Не буду искать Егора. Не буду. Он мне никто. Я не видела его ни разу в жизни. Он стрельнул в меня глазом с фотографии, ну и что? Мало ли…
Я меняю воду в бидоне, вода из крана бежит чуть-чуть, обмелела Москва, выползла наружу грязными боками. Так напоказ, распластанно лежишь после родов, ждешь, когда подметут тебя синькой-зеленкой. И тебе до того все равно, до того пофигейно, что это можно принять за умиротворение и покой, но это не то… Просто вся вышла…
Не буду я никого искать. Не буду. Не в том я возрасте.
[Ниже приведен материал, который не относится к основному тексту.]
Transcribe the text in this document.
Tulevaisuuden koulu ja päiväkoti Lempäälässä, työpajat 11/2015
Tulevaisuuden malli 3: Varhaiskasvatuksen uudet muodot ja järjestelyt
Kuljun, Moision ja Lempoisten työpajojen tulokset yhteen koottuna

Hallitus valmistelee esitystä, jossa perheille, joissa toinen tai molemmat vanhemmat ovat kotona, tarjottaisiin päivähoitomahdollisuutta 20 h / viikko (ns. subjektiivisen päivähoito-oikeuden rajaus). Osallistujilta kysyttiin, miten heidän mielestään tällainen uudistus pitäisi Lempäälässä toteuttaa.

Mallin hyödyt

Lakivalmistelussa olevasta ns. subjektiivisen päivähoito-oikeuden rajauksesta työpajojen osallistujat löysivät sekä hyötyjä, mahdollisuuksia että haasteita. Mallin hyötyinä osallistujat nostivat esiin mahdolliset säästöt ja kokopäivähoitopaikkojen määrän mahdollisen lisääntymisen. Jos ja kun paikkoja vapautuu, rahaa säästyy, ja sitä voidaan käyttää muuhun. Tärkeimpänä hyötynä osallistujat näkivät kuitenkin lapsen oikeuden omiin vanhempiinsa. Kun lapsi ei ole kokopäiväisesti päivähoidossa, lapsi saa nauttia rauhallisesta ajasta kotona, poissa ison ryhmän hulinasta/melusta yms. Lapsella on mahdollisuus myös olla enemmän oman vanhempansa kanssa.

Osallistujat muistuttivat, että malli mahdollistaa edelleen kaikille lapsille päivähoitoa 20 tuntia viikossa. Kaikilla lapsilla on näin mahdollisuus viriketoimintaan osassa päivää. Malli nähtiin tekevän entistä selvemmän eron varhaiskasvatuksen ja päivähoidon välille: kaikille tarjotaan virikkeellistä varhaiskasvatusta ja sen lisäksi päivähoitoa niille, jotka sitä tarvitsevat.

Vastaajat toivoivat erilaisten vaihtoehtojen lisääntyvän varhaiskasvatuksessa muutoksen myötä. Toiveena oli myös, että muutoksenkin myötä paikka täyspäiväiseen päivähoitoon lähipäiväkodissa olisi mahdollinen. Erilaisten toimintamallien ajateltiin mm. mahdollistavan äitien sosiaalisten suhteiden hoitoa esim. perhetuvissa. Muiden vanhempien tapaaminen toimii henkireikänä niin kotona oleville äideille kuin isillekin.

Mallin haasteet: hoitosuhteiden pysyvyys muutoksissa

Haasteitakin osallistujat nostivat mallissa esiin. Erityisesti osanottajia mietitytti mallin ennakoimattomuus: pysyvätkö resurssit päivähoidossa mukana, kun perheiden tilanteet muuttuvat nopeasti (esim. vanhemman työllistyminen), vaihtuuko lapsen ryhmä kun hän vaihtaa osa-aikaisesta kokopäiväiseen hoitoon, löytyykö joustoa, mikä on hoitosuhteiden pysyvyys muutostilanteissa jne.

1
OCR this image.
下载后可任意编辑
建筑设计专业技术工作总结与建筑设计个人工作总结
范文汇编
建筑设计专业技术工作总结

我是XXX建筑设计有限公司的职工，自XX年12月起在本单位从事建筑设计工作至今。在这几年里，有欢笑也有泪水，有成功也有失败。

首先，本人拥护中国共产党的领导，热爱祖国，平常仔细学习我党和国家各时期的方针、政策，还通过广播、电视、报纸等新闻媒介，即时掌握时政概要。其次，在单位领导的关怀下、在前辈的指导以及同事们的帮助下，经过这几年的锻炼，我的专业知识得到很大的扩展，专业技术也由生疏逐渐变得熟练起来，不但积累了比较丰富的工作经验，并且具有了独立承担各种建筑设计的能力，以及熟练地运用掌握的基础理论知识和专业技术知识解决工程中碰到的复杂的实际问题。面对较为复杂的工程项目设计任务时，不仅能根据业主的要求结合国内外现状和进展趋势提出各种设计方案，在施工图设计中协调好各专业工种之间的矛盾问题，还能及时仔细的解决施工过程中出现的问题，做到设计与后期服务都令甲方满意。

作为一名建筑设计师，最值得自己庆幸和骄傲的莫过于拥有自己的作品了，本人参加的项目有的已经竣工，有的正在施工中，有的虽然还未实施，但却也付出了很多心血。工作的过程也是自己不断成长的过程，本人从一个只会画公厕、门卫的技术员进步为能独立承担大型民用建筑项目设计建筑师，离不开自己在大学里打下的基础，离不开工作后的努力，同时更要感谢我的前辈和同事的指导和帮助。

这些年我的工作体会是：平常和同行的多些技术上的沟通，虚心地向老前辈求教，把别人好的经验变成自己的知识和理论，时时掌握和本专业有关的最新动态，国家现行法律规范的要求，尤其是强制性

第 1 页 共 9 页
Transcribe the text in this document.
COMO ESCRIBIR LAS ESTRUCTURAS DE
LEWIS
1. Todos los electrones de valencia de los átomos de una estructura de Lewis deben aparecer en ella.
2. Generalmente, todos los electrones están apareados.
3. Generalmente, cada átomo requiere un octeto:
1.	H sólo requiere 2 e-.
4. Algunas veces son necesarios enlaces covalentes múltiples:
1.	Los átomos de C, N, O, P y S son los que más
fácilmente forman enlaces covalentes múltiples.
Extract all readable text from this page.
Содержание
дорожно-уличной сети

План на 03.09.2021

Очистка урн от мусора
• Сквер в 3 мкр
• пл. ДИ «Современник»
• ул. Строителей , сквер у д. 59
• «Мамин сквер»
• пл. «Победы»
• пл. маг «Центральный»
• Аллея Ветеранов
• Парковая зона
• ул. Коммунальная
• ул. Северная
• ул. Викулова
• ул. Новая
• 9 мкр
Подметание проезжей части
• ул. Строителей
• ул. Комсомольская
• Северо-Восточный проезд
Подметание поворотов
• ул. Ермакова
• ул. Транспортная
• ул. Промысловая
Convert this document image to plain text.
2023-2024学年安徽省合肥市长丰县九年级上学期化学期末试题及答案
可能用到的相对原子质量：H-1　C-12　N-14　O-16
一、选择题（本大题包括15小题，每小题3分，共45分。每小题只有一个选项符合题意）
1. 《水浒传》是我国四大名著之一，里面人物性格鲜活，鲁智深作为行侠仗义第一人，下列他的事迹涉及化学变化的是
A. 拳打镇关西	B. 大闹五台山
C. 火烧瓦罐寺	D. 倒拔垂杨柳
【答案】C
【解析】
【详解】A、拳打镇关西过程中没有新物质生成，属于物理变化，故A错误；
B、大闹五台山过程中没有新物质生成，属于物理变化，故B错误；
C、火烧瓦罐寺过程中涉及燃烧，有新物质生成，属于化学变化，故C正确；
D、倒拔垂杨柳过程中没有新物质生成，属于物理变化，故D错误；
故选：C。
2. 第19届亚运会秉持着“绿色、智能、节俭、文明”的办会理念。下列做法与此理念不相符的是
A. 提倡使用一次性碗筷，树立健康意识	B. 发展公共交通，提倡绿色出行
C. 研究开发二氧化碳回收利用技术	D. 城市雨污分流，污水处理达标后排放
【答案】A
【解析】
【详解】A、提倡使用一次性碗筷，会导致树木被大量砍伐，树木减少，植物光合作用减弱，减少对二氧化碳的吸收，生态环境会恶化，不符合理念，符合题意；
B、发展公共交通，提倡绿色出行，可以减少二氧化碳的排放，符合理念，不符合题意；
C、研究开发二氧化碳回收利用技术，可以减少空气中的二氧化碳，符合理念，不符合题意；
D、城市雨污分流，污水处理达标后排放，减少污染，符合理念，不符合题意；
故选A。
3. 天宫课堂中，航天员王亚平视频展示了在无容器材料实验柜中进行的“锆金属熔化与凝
А однажды мне позвонили в дверь. И во весь могучий рост встал главный вопрос современности: открывать или не открывать? У меня нет глазка, и я кричу через защиту убогих - дерматин и дээспэ. Я кричу тонко и пугающе:
- Кто там?
- Тетя! Это я. Егор. Ваш родственник…
Только дураки думают, что так не бывает. Только так и бывает. В сущности, всегда случается то, чего ты ждешь. И нет ничего сильнее тайных помыслов, ибо они-то сбываются непременно. Я это давно знаю, поэтому боюсь плохих мыслей, которые в одночасье могут пронзить тебя насквозь до момента наслаждения. Эти мысли из самой твоей требухи, которую ты вовсю окутал, спрятал воспитанием и "понятиями". Требуха же без понятий. Зато она все про тебя знает лучше, чем ты сам. И она готовит тебе на взлет подлое желание, от которого ты, конечно, немедленно отречешься, но какой же рыбицей оно в тебе всплеснет, каким всполохом взыграет, как покажет тебе твою же рожу, с виду такого порядочного, такого хорошего человека. Бойся требухи, в тебе лежащей.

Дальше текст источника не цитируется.